Arnaud Delcorte, Tjukurrpa,   poèmes, Illustrations : peintures et dessins de Kevens Prevaris, éditions ERANTHIS 2019 (20 euros)

J’hésite à appeler « poèmes » cette grandiose manière de penser où le geste parfois simplissime illumine le propos quand, en effet, le feu d’une cigarette peut faire office, dans l’esprit de l’auteur, de Prométhée.

C’est que quand « le banjo crépite/ dans son (ton) cœur/ de petite éponge perdue », l’autre, l’être aimé, est omniprésent, y compris dans la fixité des objets où les éléments de vie ou de décor suggérant le mouvement se figent en souvenir photographique comme avec ces « papillons restant cois à l’abat-jour », figeant la lumière sur un moment précis en statufiant le vol, rendant l’image fixe essentielle.

Si « cœurs de papier » il y a, ils battent à l’unisson.

Jouant du son, l’auteur rend sa démarche audible, musicale par suggestion quand avec « la pertinence des anges/ avec l’impertinence en plus/ un mot suffirait ».

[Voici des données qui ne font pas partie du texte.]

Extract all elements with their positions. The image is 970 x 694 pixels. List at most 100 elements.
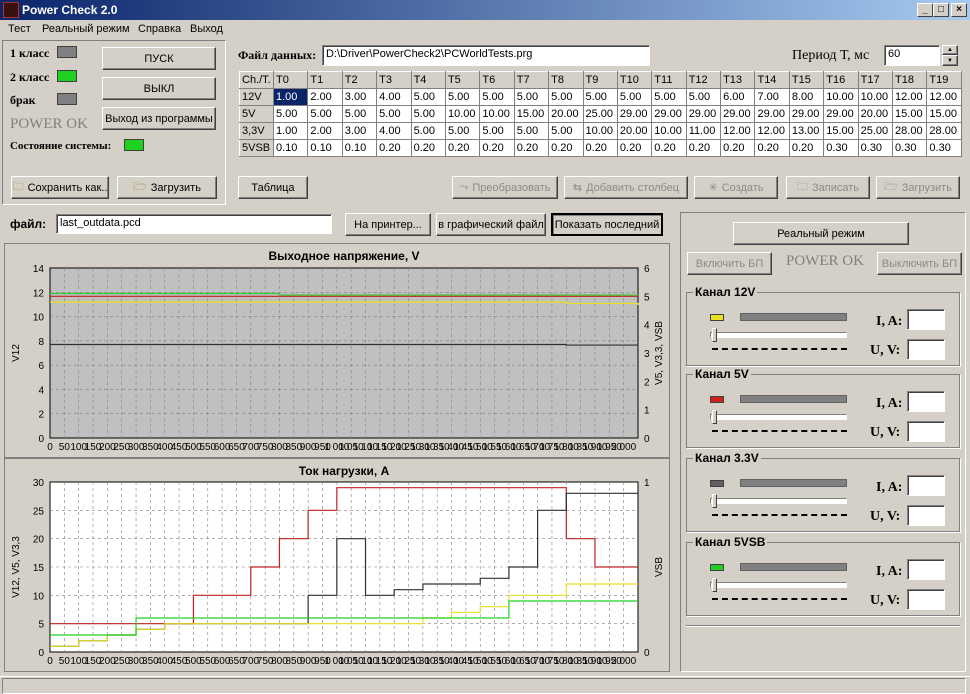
table-col-header[interactable]: T16 [823,71,859,89]
table-cell[interactable]: 5.00 [410,105,446,123]
channel-slider-thumb[interactable] [712,494,717,508]
table-cell[interactable]: 5.00 [582,88,618,106]
channel-slider-thumb[interactable] [712,410,717,424]
table-cell[interactable]: 20.00 [616,122,653,140]
table-cell[interactable]: 13.00 [788,122,825,140]
table-col-header[interactable]: T0 [272,71,309,89]
table-col-header[interactable]: T5 [444,71,481,89]
table-cell[interactable]: 2.00 [307,88,343,106]
channel-current-input[interactable] [907,475,945,496]
create-button[interactable]: ✳ Создать [694,176,778,199]
table-cell[interactable]: 20.00 [548,105,584,123]
table-cell[interactable]: 5.00 [513,88,550,106]
table-cell[interactable]: 0.30 [857,139,894,157]
table-col-header[interactable]: T3 [376,71,412,89]
table-cell[interactable]: 3.00 [341,122,378,140]
add-column-button[interactable]: ⇆ Добавить столбец [564,176,688,199]
table-cell[interactable]: 5.00 [513,122,550,140]
table-col-header[interactable]: T13 [720,71,756,89]
off-button[interactable]: ВЫКЛ [102,77,216,100]
table-cell[interactable]: 29.00 [823,105,859,123]
table-cell[interactable]: 0.20 [685,139,722,157]
table-col-header[interactable]: T10 [616,71,653,89]
table-cell[interactable]: 5.00 [479,88,515,106]
write-button[interactable]: 🗀 Записать [786,176,870,199]
table-col-header[interactable]: T15 [788,71,825,89]
table-cell[interactable]: 29.00 [754,105,790,123]
table-row-header[interactable]: 5V [239,105,274,123]
table-cell[interactable]: 0.30 [823,139,859,157]
channel-slider-thumb[interactable] [712,578,717,592]
table-cell[interactable]: 7.00 [754,88,790,106]
table-col-header[interactable]: T17 [857,71,894,89]
table-cell[interactable]: 29.00 [616,105,653,123]
table-cell[interactable]: 0.10 [272,139,309,157]
print-button[interactable]: На принтер... [345,213,431,236]
table-cell[interactable]: 0.20 [410,139,446,157]
channel-slider[interactable] [710,582,847,588]
channel-slider[interactable] [710,414,847,420]
table-cell[interactable]: 10.00 [823,88,859,106]
table-col-header[interactable]: T8 [548,71,584,89]
table-cell[interactable]: 5.00 [616,88,653,106]
table-cell[interactable]: 5.00 [272,105,309,123]
channel-current-input[interactable] [907,559,945,580]
graphic-file-button[interactable]: в графический файл [436,213,546,236]
table-col-header[interactable]: T14 [754,71,790,89]
table-cell[interactable]: 0.10 [341,139,378,157]
table-col-header[interactable]: T18 [892,71,928,89]
table-cell[interactable]: 11.00 [685,122,722,140]
data-file-input[interactable]: D:\Driver\PowerCheck2\PCWorldTests.prg [322,45,650,66]
table-cell[interactable]: 25.00 [582,105,618,123]
table-cell[interactable]: 5.00 [651,88,687,106]
table-cell[interactable]: 3.00 [341,88,378,106]
table-load-button[interactable]: 🗁 Загрузить [876,176,960,199]
table-cell[interactable]: 1.00 [272,88,309,106]
close-button[interactable]: × [951,3,967,17]
table-cell[interactable]: 1.00 [272,122,309,140]
table-cell[interactable]: 10.00 [444,105,481,123]
table-col-header[interactable]: T11 [651,71,687,89]
table-cell[interactable]: 0.20 [513,139,550,157]
table-cell[interactable]: 5.00 [479,122,515,140]
channel-slider-thumb[interactable] [712,328,717,342]
table-cell[interactable]: 29.00 [720,105,756,123]
table-cell[interactable]: 28.00 [926,122,962,140]
table-cell[interactable]: 25.00 [857,122,894,140]
table-cell[interactable]: 2.00 [307,122,343,140]
table-row-header[interactable]: 12V [239,88,274,106]
table-cell[interactable]: 15.00 [823,122,859,140]
table-cell[interactable]: 5.00 [548,88,584,106]
period-input[interactable]: 60 [884,45,940,66]
table-cell[interactable]: 12.00 [720,122,756,140]
channel-current-input[interactable] [907,309,945,330]
channel-voltage-input[interactable] [907,589,945,610]
table-cell[interactable]: 0.20 [444,139,481,157]
table-cell[interactable]: 6.00 [720,88,756,106]
convert-button[interactable]: ⤳ Преобразовать [452,176,558,199]
table-cell[interactable]: 5.00 [444,122,481,140]
menu-test[interactable]: Тест [8,23,31,35]
table-col-header[interactable]: T6 [479,71,515,89]
period-spin-up[interactable]: ▲ [942,45,958,55]
table-cell[interactable]: 10.00 [857,88,894,106]
menu-real-mode[interactable]: Реальный режим [42,23,130,35]
table-row-header[interactable]: 3,3V [239,122,274,140]
load-button[interactable]: 🗁 Загрузить [117,176,217,199]
table-cell[interactable]: 5.00 [410,88,446,106]
table-cell[interactable]: 15.00 [926,105,962,123]
table-cell[interactable]: 12.00 [926,88,962,106]
table-cell[interactable]: 4.00 [376,88,412,106]
table-cell[interactable]: 10.00 [651,122,687,140]
enable-psu-button[interactable]: Включить БП [687,252,772,275]
table-cell[interactable]: 0.30 [892,139,928,157]
minimize-button[interactable]: _ [917,3,933,17]
channel-voltage-input[interactable] [907,339,945,360]
table-cell[interactable]: 0.20 [754,139,790,157]
table-cell[interactable]: 0.30 [926,139,962,157]
table-cell[interactable]: 12.00 [892,88,928,106]
table-cell[interactable]: 0.20 [376,139,412,157]
table-cell[interactable]: 15.00 [892,105,928,123]
menu-help[interactable]: Справка [138,23,181,35]
exit-program-button[interactable]: Выход из программы [102,107,216,130]
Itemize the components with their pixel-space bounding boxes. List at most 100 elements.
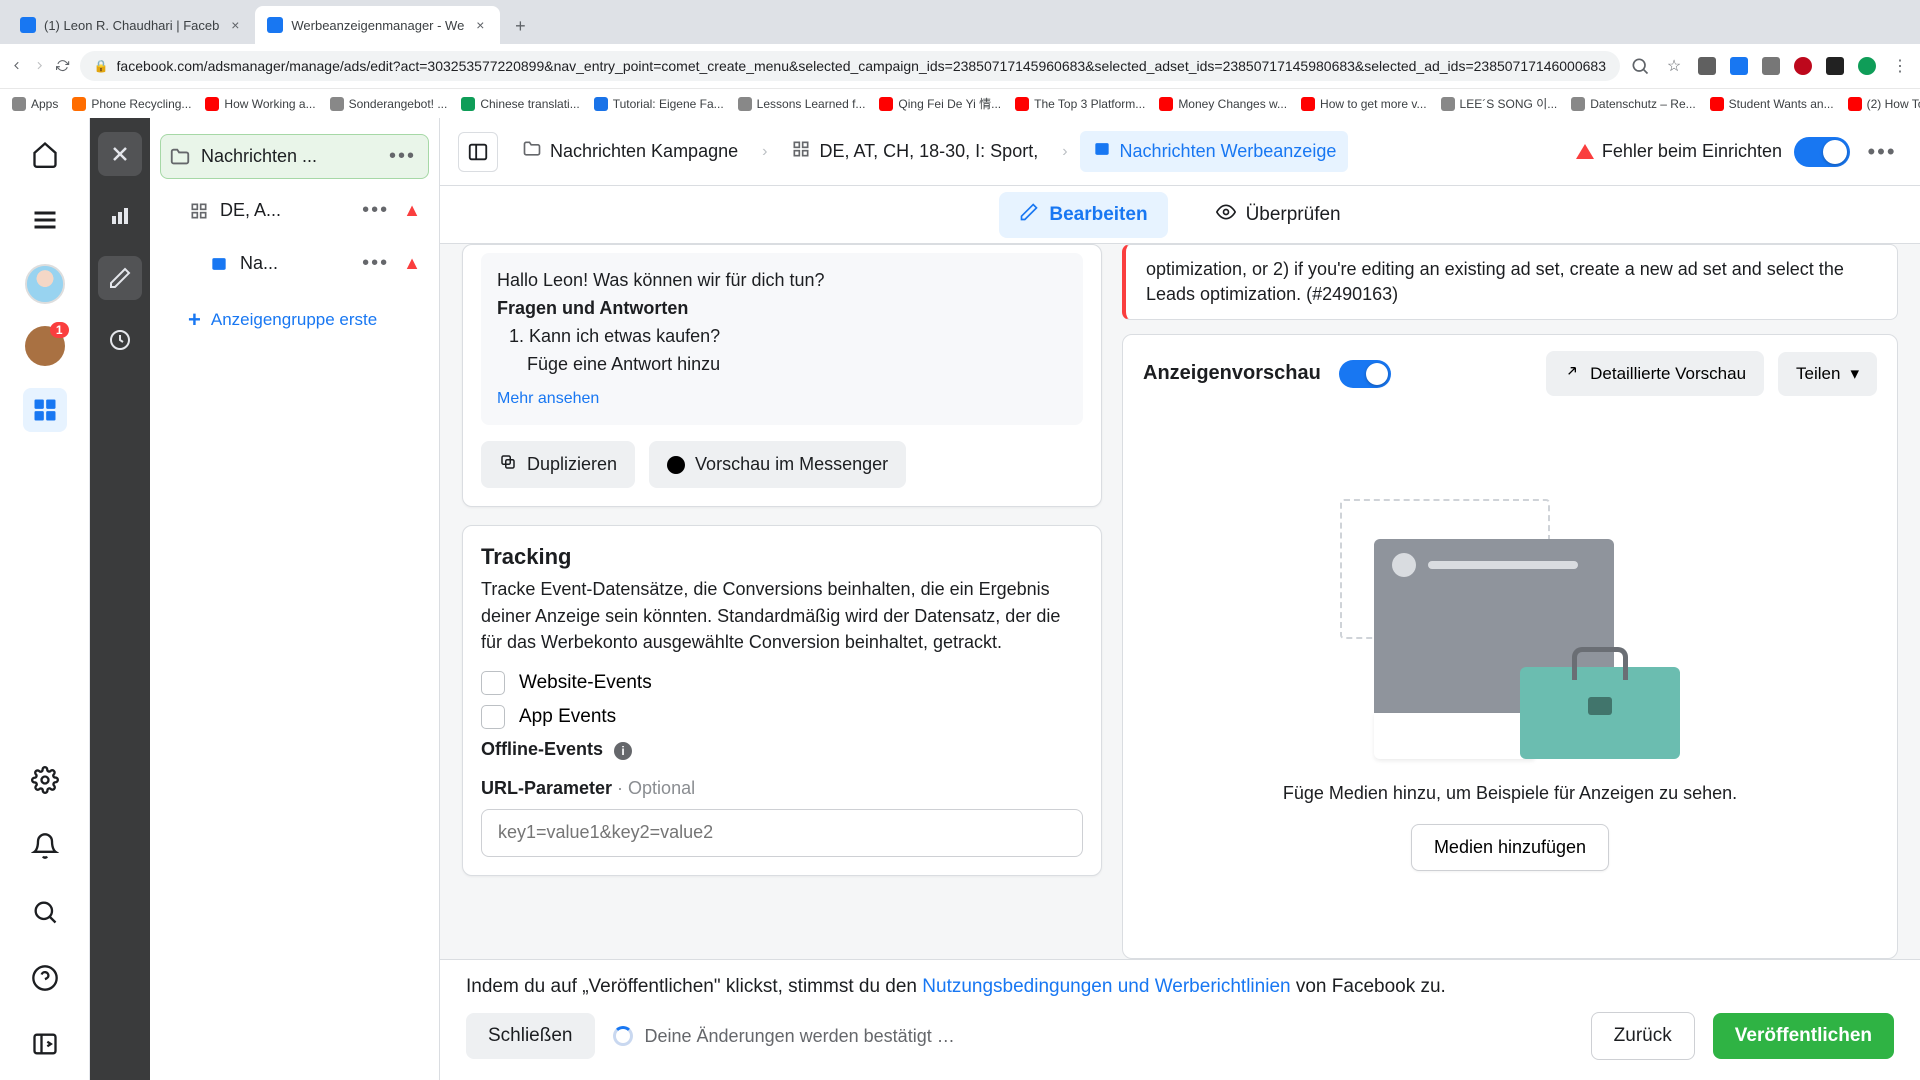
edit-mode-button[interactable]: Bearbeiten — [999, 192, 1167, 238]
bookmark-item[interactable]: The Top 3 Platform... — [1015, 97, 1145, 111]
facebook-ext-icon[interactable] — [1730, 57, 1748, 75]
history-icon[interactable] — [98, 318, 142, 362]
share-button[interactable]: Teilen ▾ — [1778, 352, 1877, 396]
tree-campaign[interactable]: Nachrichten ... ••• — [160, 134, 429, 179]
bookmark-item[interactable]: (2) How To Add A... — [1848, 97, 1920, 111]
q-number: 1. — [509, 326, 524, 346]
more-icon[interactable]: ••• — [358, 252, 393, 275]
pending-status: Deine Änderungen werden bestätigt … — [613, 1026, 955, 1047]
bell-icon[interactable] — [23, 824, 67, 868]
show-more-link[interactable]: Mehr ansehen — [497, 387, 599, 412]
search-icon[interactable] — [23, 890, 67, 934]
preview-messenger-label: Vorschau im Messenger — [695, 454, 888, 475]
offline-events-heading: Offline-Events i — [481, 739, 1083, 760]
pinterest-ext-icon[interactable] — [1794, 57, 1812, 75]
bookmark-item[interactable]: LEE´S SONG 이... — [1441, 95, 1558, 112]
bookmark-item[interactable]: Sonderangebot! ... — [330, 97, 448, 111]
content-row: Hallo Leon! Was können wir für dich tun?… — [440, 244, 1920, 959]
bookmark-item[interactable]: How to get more v... — [1301, 97, 1426, 111]
bookmark-item[interactable]: Chinese translati... — [461, 97, 579, 111]
zoom-icon[interactable] — [1630, 56, 1650, 76]
chevron-down-icon: ▾ — [1850, 364, 1859, 384]
breadcrumb-bar: Nachrichten Kampagne › DE, AT, CH, 18-30… — [440, 118, 1920, 186]
star-icon[interactable]: ☆ — [1664, 56, 1684, 76]
profile-avatar-icon[interactable] — [1858, 57, 1876, 75]
bookmarks-bar: Apps Phone Recycling... How Working a...… — [0, 88, 1920, 118]
website-events-checkbox[interactable] — [481, 671, 505, 695]
browser-tab-active[interactable]: Werbeanzeigenmanager - We × — [255, 6, 500, 44]
back-button[interactable]: Zurück — [1591, 1012, 1695, 1060]
pencil-icon — [1019, 202, 1039, 228]
close-icon[interactable]: × — [472, 17, 488, 33]
extension-icon[interactable] — [1762, 57, 1780, 75]
close-button[interactable]: Schließen — [466, 1013, 595, 1059]
info-icon[interactable]: i — [614, 742, 632, 760]
crumb-ad[interactable]: Nachrichten Werbeanzeige — [1080, 131, 1349, 172]
add-media-button[interactable]: Medien hinzufügen — [1411, 824, 1609, 871]
crumb-campaign[interactable]: Nachrichten Kampagne — [510, 131, 750, 172]
detailed-preview-button[interactable]: Detaillierte Vorschau — [1546, 351, 1764, 396]
duplicate-button[interactable]: Duplizieren — [481, 441, 635, 488]
extension-icon[interactable] — [1826, 57, 1844, 75]
bookmark-label: The Top 3 Platform... — [1034, 97, 1145, 111]
crumb-adset[interactable]: DE, AT, CH, 18-30, I: Sport, — [779, 131, 1050, 172]
setup-error: Fehler beim Einrichten — [1576, 141, 1782, 162]
preview-placeholder-art — [1340, 499, 1680, 759]
preview-messenger-button[interactable]: Vorschau im Messenger — [649, 441, 906, 488]
review-mode-button[interactable]: Überprüfen — [1196, 192, 1361, 238]
tree-ad[interactable]: Na... ••• ▲ — [200, 242, 429, 285]
ad-toggle[interactable] — [1794, 137, 1850, 167]
youtube-favicon — [1159, 97, 1173, 111]
tree-adset[interactable]: DE, A... ••• ▲ — [180, 189, 429, 232]
address-bar-row: 🔒 facebook.com/adsmanager/manage/ads/edi… — [0, 44, 1920, 88]
close-icon[interactable]: × — [227, 17, 243, 33]
more-icon[interactable]: ••• — [1862, 132, 1902, 172]
edit-icon[interactable] — [98, 256, 142, 300]
bookmark-item[interactable]: Apps — [12, 97, 58, 111]
bookmark-item[interactable]: Qing Fei De Yi 情... — [879, 95, 1001, 112]
bookmark-label: Tutorial: Eigene Fa... — [613, 97, 724, 111]
bookmark-item[interactable]: Tutorial: Eigene Fa... — [594, 97, 724, 111]
preview-toggle[interactable] — [1339, 360, 1391, 388]
home-icon[interactable] — [23, 132, 67, 176]
menu-icon[interactable]: ⋮ — [1890, 56, 1910, 76]
create-label: Anzeigengruppe erste — [211, 310, 377, 330]
bookmark-item[interactable]: Lessons Learned f... — [738, 97, 866, 111]
add-answer-link[interactable]: Füge eine Antwort hinzu — [509, 351, 1067, 379]
bookmark-item[interactable]: Money Changes w... — [1159, 97, 1287, 111]
url-param-input[interactable] — [481, 809, 1083, 857]
cookie-icon[interactable]: 1 — [25, 326, 65, 366]
campaign-tree: Nachrichten ... ••• DE, A... ••• ▲ Na...… — [150, 118, 440, 1080]
forward-icon[interactable] — [33, 56, 46, 76]
app-events-checkbox[interactable] — [481, 705, 505, 729]
gear-icon[interactable] — [23, 758, 67, 802]
avatar[interactable] — [25, 264, 65, 304]
panel-toggle-button[interactable] — [458, 132, 498, 172]
terms-link[interactable]: Nutzungsbedingungen und Werberichtlinien — [922, 976, 1290, 997]
plus-icon: + — [188, 307, 201, 333]
ads-manager-icon[interactable] — [23, 388, 67, 432]
hamburger-icon[interactable] — [23, 198, 67, 242]
extension-icon[interactable] — [1698, 57, 1716, 75]
bookmark-item[interactable]: Datenschutz – Re... — [1571, 97, 1695, 111]
collapse-icon[interactable] — [23, 1022, 67, 1066]
more-icon[interactable]: ••• — [385, 145, 420, 168]
url-input[interactable]: 🔒 facebook.com/adsmanager/manage/ads/edi… — [80, 51, 1620, 81]
apps-icon — [12, 97, 26, 111]
back-icon[interactable] — [10, 56, 23, 76]
browser-tab[interactable]: (1) Leon R. Chaudhari | Faceb × — [8, 6, 255, 44]
bookmark-item[interactable]: Student Wants an... — [1710, 97, 1834, 111]
bookmark-item[interactable]: How Working a... — [205, 97, 315, 111]
new-tab-button[interactable]: + — [506, 12, 534, 40]
reload-icon[interactable] — [56, 56, 69, 76]
bookmark-item[interactable]: Phone Recycling... — [72, 97, 191, 111]
bookmark-favicon — [738, 97, 752, 111]
create-adset-button[interactable]: + Anzeigengruppe erste — [180, 293, 429, 347]
tracking-heading: Tracking — [481, 544, 1083, 570]
help-icon[interactable] — [23, 956, 67, 1000]
chart-icon[interactable] — [98, 194, 142, 238]
greeting-text: Hallo Leon! Was können wir für dich tun? — [497, 267, 1067, 295]
more-icon[interactable]: ••• — [358, 199, 393, 222]
close-editor-button[interactable] — [98, 132, 142, 176]
publish-button[interactable]: Veröffentlichen — [1713, 1013, 1894, 1059]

Dix jours de réflexion intense avec en soi le dosage maîtrisé d’une certaine immensité où s’activent les atomes des « écailles dorées/ du souvenir ».

Comment ne pas songer à Da Vinci, remercié d’ailleurs par l’auteur, quand il écrit :

« Ecritures à l’envers/ l’encre s’étale » ?

C’est en « restant (je reste) enceint » que l’auteur semble assumer son être profond, quand les propos oscillent entre érotisme partagé et « énergie/ laissée aux mains noires/ du monde ».

On comprendra enseignement et sagesse à travers « les sept voies du royaume intérieur ».

Poésie méditative mais pas seulement car l’action fort présente charnellement est clairement énoncée avec, par exemple, « sexe/ fait/homme » ou encore « courir les jupes des filles/ ou celles des garçons/ rire aux lèvres ».

Les textes respirent à la fois de bonheur, de nostalgie, d’espaces, d’instruments musicaux souvent à cordes et de références mythologiques détournées pour les référencier dans l’actualité personnelle.

L’Amour est un voyage. L’auteur le rappelle bellement : « Le goût de Tahiti/ le goût de Tokyo/ le goût de tes lèvres ».

L’essentiel d’Arnaud est là, dans les mots.

Les œuvres de Kevens Prevaris accompagnent judicieusement les textes avec un subtil jeu des formes géométriques juxtaposées ou imbriquées de façon suggestive avec aussi un mélange des genres correspondant parfaitement à l’esprit du texte.